Da kam er in einen finsteren Wald, wo die Bäume so dicht standen, dass kaum ein Sonnenstrahl den Boden erreichte. Drei Tage irrte er darin umher, und am dritten Tage sank er matt zu Boden und sprach: „Nun ist es aus mit mir.“ Doch siehe da, ein kleines Reh trat hervor, schob ihm Moos und Beeren hin und leckte seine Hand, als wollte es sagen: „Hab Mut, Hans.“

Hans folgte dem Reh und gelangte zu einer alten Hütte, die aussah, als wolle sie jeden Augenblick zusammenfallen. Drinnen saß eine runzlige Frau mit grauem Haar und roten Augen. Sie war eine Hexe, und doch sprach sie sanft: „Wenn du mir dienst, soll dir wohl geschehen.“

Dreimal musste Hans schwere Arbeit tun:

Am ersten Tag sollte er den dürren Boden bestellen, und siehe, wo er mit dem Pfluge fuhr, wuchs sogleich grünes Korn.

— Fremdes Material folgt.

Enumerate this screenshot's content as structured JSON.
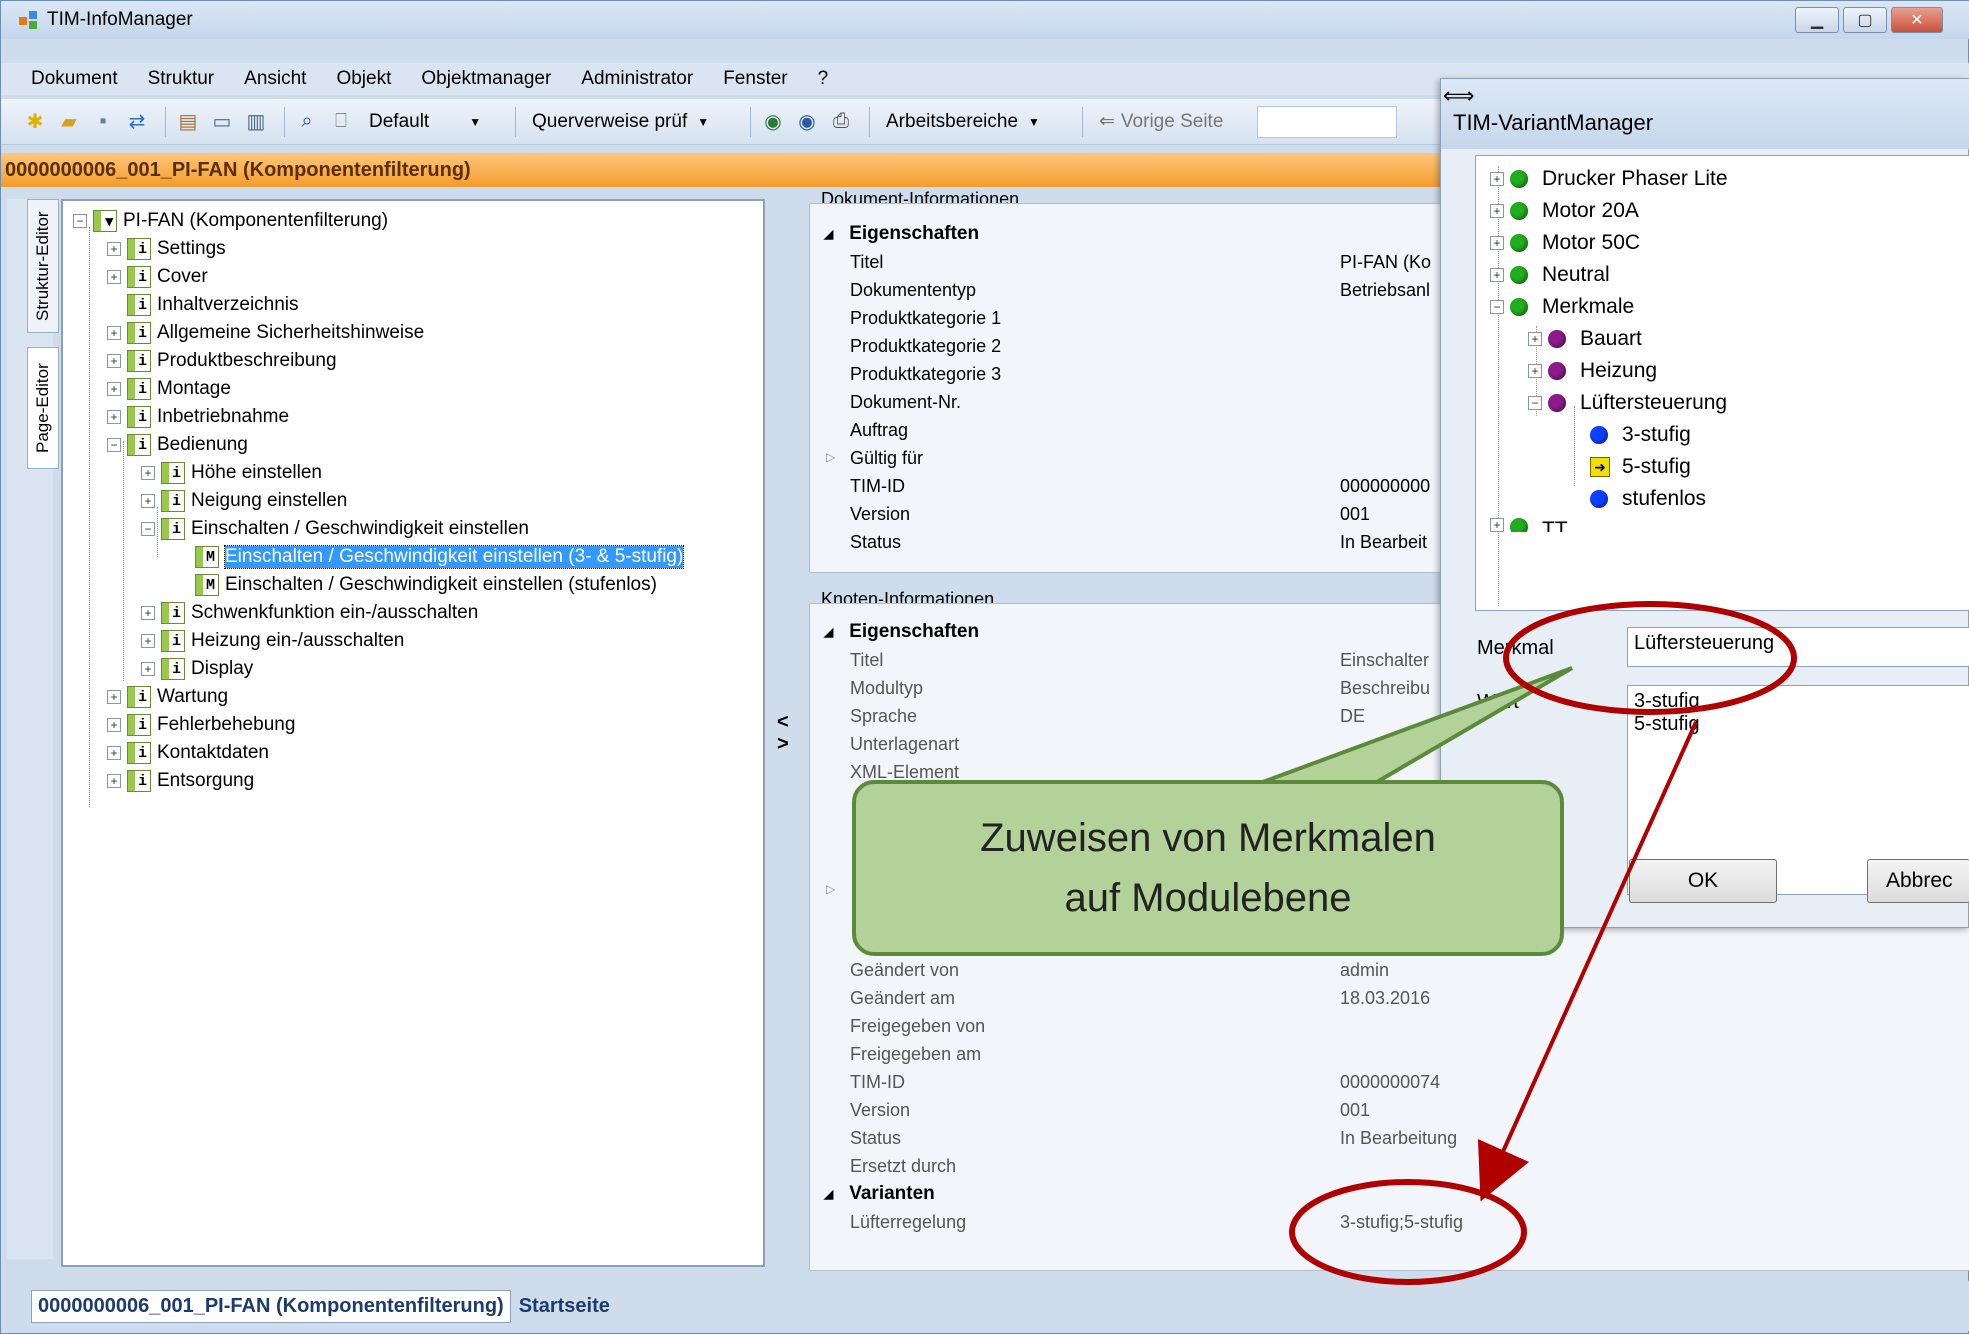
{
  "window": {
    "title": "TIM-InfoManager"
  },
  "menu": [
    "Dokument",
    "Struktur",
    "Ansicht",
    "Objekt",
    "Objektmanager",
    "Administrator",
    "Fenster",
    "?"
  ],
  "toolbar": {
    "combo_default": "Default",
    "combo_querverweise": "Querverweise prüf",
    "arbeitsbereiche": "Arbeitsbereiche",
    "vorige_seite": "Vorige Seite"
  },
  "document_title": "0000000006_001_PI-FAN (Komponentenfilterung)",
  "side_tabs": {
    "struktur": "Struktur-Editor",
    "page": "Page-Editor"
  },
  "tree": {
    "root": "PI-FAN (Komponentenfilterung)",
    "n1": "Settings",
    "n2": "Cover",
    "n3": "Inhaltverzeichnis",
    "n4": "Allgemeine Sicherheitshinweise",
    "n5": "Produktbeschreibung",
    "n6": "Montage",
    "n7": "Inbetriebnahme",
    "n8": "Bedienung",
    "n8a": "Höhe einstellen",
    "n8b": "Neigung einstellen",
    "n8c": "Einschalten / Geschwindigkeit einstellen",
    "n8c1": "Einschalten / Geschwindigkeit einstellen (3- & 5-stufig)",
    "n8c2": "Einschalten / Geschwindigkeit einstellen (stufenlos)",
    "n8d": "Schwenkfunktion ein-/ausschalten",
    "n8e": "Heizung ein-/ausschalten",
    "n8f": "Display",
    "n9": "Wartung",
    "n10": "Fehlerbehebung",
    "n11": "Kontaktdaten",
    "n12": "Entsorgung",
    "icon_i": "i",
    "icon_m": "M"
  },
  "splitter": {
    "left": "<",
    "right": ">"
  },
  "doc_info": {
    "title": "Dokument-Informationen",
    "group": "Eigenschaften",
    "rows": [
      {
        "k": "Titel",
        "v": "PI-FAN (Ko"
      },
      {
        "k": "Dokumententyp",
        "v": "Betriebsanl"
      },
      {
        "k": "Produktkategorie 1",
        "v": ""
      },
      {
        "k": "Produktkategorie 2",
        "v": ""
      },
      {
        "k": "Produktkategorie 3",
        "v": ""
      },
      {
        "k": "Dokument-Nr.",
        "v": ""
      },
      {
        "k": "Auftrag",
        "v": ""
      },
      {
        "k": "Gültig für",
        "v": ""
      },
      {
        "k": "TIM-ID",
        "v": "000000000"
      },
      {
        "k": "Version",
        "v": "001"
      },
      {
        "k": "Status",
        "v": "In Bearbeit"
      }
    ]
  },
  "node_info": {
    "title": "Knoten-Informationen",
    "group": "Eigenschaften",
    "rows_top": [
      {
        "k": "Titel",
        "v": "Einschalter"
      },
      {
        "k": "Modultyp",
        "v": "Beschreibu"
      },
      {
        "k": "Sprache",
        "v": "DE"
      },
      {
        "k": "Unterlagenart",
        "v": ""
      },
      {
        "k": "XML-Element",
        "v": ""
      }
    ],
    "rows_bottom": [
      {
        "k": "Geändert von",
        "v": "admin"
      },
      {
        "k": "Geändert am",
        "v": "18.03.2016"
      },
      {
        "k": "Freigegeben von",
        "v": ""
      },
      {
        "k": "Freigegeben am",
        "v": ""
      },
      {
        "k": "TIM-ID",
        "v": "0000000074"
      },
      {
        "k": "Version",
        "v": "001"
      },
      {
        "k": "Status",
        "v": "In Bearbeitung"
      },
      {
        "k": "Ersetzt durch",
        "v": ""
      }
    ],
    "variants_group": "Varianten",
    "variant_row": {
      "k": "Lüfterregelung",
      "v": "3-stufig;5-stufig"
    }
  },
  "variant_manager": {
    "title": "TIM-VariantManager",
    "tree": [
      "Drucker Phaser Lite",
      "Motor 20A",
      "Motor 50C",
      "Neutral",
      "Merkmale",
      "Bauart",
      "Heizung",
      "Lüftersteuerung",
      "3-stufig",
      "5-stufig",
      "stufenlos",
      "TT"
    ],
    "merkmal_label": "Merkmal",
    "merkmal_value": "Lüftersteuerung",
    "wert_label": "Wert",
    "wert_values": [
      "3-stufig",
      "5-stufig"
    ],
    "ok": "OK",
    "cancel": "Abbrec"
  },
  "callout": {
    "line1": "Zuweisen von Merkmalen",
    "line2": "auf Modulebene"
  },
  "bottom_tabs": {
    "doc": "0000000006_001_PI-FAN (Komponentenfilterung)",
    "start": "Startseite"
  },
  "colors": {
    "accent_orange": "#f49c2b",
    "selection": "#3399ff",
    "callout_fill": "#b3d29a",
    "annotation_red": "#b00000",
    "green_dot": "#1fae1f",
    "purple_dot": "#8b1a8b",
    "blue_dot": "#1040ff"
  }
}
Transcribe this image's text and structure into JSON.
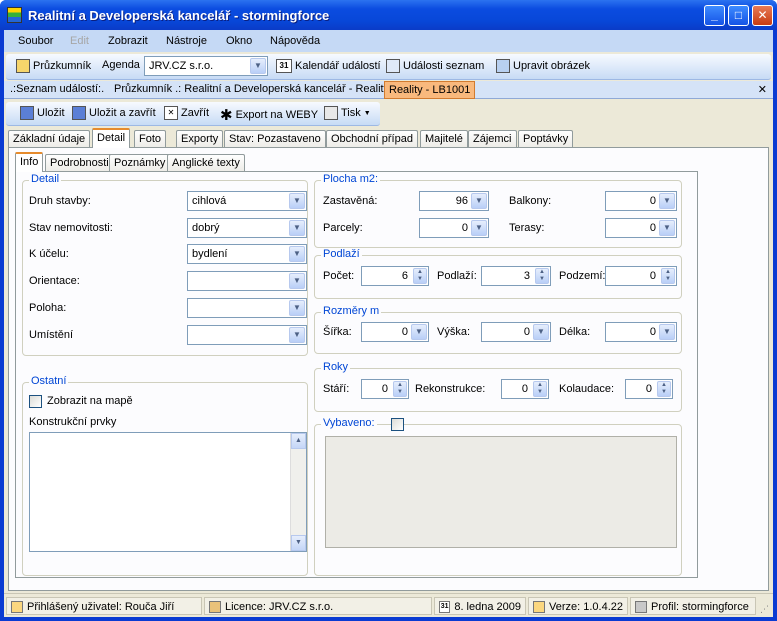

Am zweiten Tag sollte er das Haus mit Wasser füllen, doch kein Tropfen durfte herauslaufen; da half ihm das Reh und brachte ihm ein Zauberkrüglein, das nie versiegte.

Am dritten Tag musste er einen goldenen Kamm aus dem tiefsten Brunnen holen, und das war das Schwerste.

Hans ließ sich nicht schrecken. Er band sich einen Stein an die Brust und sprang hinab in die schwarze Tiefe. Dort unten wohnte ein Drache mit drei Köpfen, der den goldenen Kamm hütete. Schon fauchte er, da kam das Reh wieder, diesmal als glänzendes Himmelsross. Es schlug mit den Hufen, dass die Funken sprühten, und der Drache sank nieder. Hans griff den Kamm, und das Ross trug ihn empor.

Die Hexe wollte den Kamm an sich reißen, aber er glühte in Hans’ Händen, und als er ihn durchs Haar strich, verwandelte sich die Hütte in ein prächtiges Schloss. Die Hexe verschwand, und an ihrer Statt trat eine schöne Prinzessin hervor, die durch den Zauber gebannt gewesen war.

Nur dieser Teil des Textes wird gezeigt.